Le ministre de l’Intérieur a annoncé le 15 août la mise en place de la police de la sécurité du quotidien « dès la fin de l’année ». Pensez-vous que cela soit réalisable ?

Le candidat Macron s’est engagé à faire cette réforme pendant la campagne. Il a donné un certain nombre de clés dans son programme. Tous ces éléments étaient présents, mais comme de manière disparate. On y retrouve les ingrédients classiques de la police de proximité : l’ancrage local de la police, la confiance de la population, l’articulation avec d’autres acteurs et la prévention.

Un tel projet est nécessaire, et très ambitieux. Je ne pense pas que l’on puisse prendre l’annonce de Gérard Collomb au pied de la lettre. Des segments vont certainement être lancés : des éléments de doctrine, avec un texte qui ne sera pas une simple liste de mesures, des propositions sur son suivi-évaluation, sur la relation avec les maires et avec la population. Et, probablement des tests dans certaines zones.

Mais la réforme ne peut pas être terminée en six mois, car elle a de très nombreuses implications en matière de formation, de réorganisation territoriale, de mutualisations police-gendarmerie pour absorber une partie des surcoûts…

Par quoi le ministre de l’Intérieur devrait-il commencer pour réussir cette réforme ?

C’est d’abord une bataille d’idées qu’il faut livrer qui va se gagner ou se perdre politiquement, pas au plan de l’application qui se fera progressivement et avec des essais-erreurs et donc des ajustements.  Les conservateurs parmi les syndicats de police ou l’opposition sont déjà montés au créneau. Il faut donc trouver des appuis chez les policiers et dans la haute fonction publique. Pour cela il est nécessaire de convaincre sur le fond avant de préciser la stratégie et le calendrier. Les mots clés sont pour moi « police de qualité » et « égalité devant la police ».

Entre 1997 et 2001, la bataille de la police de proximité a été perdue par le Parti Socialiste dans l’opinion et les médias et non sur le terrain. Jospin et Chevènement n’ont pas su convaincre. Des erreurs pratiques ont également été commises, notamment concernant la taille des découpages territoriaux. Quand on découpe le territoire en trop petits secteurs, il y a trop d’implantations immobilières et des problèmes de gestion des personnels. Si au contraire on crée de trop gros, on n’arrive pas à trouver l’interface avec la population. La difficulté est donc de trouver la bonne échelle.

L’évolution de la relation entre police et élus locaux est-elle une condition essentielle de réussite ?

La police de proximité n’a un sens que si la police rend des comptes localement. La rendre plus proche du terrain ne consiste pas seulement à mettre des agents qui patrouillent, mais à l’articuler aux priorités locales, à déterminer son action par rapport à elles, et à lui faire expliquer son action.
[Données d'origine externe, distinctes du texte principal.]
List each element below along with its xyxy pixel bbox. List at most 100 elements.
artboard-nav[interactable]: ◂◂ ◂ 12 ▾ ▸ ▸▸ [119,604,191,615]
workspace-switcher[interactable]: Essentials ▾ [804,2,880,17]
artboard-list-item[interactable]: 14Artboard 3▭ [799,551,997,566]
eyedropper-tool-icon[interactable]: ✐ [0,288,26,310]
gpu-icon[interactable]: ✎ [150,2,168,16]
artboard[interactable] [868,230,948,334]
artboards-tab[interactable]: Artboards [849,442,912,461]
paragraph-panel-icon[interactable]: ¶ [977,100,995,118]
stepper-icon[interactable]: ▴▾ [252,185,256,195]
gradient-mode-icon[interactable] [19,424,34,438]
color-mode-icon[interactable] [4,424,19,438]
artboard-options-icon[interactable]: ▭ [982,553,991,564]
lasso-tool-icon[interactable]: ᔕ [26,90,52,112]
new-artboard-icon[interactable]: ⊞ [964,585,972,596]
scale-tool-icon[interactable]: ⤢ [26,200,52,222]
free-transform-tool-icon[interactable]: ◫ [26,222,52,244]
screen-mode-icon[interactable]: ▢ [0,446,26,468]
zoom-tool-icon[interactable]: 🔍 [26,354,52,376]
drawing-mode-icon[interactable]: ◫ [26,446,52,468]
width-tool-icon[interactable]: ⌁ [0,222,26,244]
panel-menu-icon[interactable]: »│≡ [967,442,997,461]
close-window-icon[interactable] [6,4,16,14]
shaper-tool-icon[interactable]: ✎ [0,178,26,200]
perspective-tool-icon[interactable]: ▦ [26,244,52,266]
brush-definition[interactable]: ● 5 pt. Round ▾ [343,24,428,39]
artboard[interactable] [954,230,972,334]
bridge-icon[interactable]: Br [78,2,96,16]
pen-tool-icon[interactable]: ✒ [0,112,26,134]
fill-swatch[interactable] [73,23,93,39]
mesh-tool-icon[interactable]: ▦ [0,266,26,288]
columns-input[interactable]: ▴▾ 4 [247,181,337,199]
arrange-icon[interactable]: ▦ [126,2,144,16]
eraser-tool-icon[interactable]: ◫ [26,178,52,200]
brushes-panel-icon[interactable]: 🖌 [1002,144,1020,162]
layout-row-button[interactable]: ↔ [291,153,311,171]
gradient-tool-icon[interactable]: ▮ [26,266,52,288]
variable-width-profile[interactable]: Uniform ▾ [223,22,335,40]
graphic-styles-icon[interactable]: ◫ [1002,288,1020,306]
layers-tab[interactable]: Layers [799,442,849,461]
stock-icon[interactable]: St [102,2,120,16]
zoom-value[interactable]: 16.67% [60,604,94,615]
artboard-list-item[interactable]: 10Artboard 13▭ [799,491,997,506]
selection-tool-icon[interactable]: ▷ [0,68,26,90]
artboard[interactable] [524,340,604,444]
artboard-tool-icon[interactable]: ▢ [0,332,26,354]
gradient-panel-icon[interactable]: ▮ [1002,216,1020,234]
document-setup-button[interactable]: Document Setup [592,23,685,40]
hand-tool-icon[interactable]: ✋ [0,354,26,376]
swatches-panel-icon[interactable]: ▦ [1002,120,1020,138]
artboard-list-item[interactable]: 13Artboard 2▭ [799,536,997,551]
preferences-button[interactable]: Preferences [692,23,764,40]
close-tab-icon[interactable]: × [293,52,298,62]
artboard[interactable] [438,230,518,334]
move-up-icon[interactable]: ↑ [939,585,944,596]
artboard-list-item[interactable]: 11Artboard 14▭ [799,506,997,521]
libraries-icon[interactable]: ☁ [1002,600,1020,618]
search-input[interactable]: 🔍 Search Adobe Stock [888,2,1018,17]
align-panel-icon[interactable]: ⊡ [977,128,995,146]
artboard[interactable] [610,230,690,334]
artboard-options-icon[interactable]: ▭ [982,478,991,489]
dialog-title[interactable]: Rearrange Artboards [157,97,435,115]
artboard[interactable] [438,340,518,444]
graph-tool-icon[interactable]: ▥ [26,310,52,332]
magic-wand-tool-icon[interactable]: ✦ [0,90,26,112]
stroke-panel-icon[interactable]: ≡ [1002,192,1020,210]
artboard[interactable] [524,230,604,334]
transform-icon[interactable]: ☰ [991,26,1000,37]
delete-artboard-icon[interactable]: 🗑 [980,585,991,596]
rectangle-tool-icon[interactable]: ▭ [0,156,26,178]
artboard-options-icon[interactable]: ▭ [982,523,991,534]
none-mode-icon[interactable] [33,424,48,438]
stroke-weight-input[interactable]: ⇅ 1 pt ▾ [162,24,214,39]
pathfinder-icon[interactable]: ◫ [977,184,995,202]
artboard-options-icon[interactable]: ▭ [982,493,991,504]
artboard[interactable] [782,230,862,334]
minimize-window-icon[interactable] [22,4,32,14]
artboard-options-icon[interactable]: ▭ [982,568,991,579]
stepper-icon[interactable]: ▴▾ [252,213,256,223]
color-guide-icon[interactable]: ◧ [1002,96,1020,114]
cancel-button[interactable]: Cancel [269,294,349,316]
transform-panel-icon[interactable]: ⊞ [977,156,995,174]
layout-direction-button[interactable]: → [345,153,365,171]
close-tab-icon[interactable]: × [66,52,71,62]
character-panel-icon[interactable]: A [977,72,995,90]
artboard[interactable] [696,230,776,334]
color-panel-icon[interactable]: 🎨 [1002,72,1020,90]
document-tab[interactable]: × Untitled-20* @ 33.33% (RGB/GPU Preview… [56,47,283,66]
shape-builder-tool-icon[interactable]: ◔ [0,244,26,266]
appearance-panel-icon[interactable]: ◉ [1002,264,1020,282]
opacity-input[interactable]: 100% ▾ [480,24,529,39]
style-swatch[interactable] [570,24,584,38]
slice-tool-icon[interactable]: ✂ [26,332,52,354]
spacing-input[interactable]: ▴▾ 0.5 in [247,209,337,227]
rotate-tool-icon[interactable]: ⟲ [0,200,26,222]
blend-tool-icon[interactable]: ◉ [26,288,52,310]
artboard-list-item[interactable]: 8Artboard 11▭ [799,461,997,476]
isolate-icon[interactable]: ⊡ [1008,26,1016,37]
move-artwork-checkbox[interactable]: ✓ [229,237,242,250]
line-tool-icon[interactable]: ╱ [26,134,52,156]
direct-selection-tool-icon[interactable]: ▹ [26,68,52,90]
Si la police de proximité consiste à recevoir des ordres de Paris, des directives nationales, ce n’en est pas une et elle est alors vouée à l’échec.

Il faut absolument trouver les modalités pour faire évoluer la relation avec les élus locaux, mais aussi avec la population. Le partage d’information a progressé ces dernières années, mais si l’on veut réussir il faut aller plus loin, avec une obligation légale à prendre en compte les préoccupations locales et des mécanismes pour prendre en compte les priorités, les attentes et la satisfaction des usagers.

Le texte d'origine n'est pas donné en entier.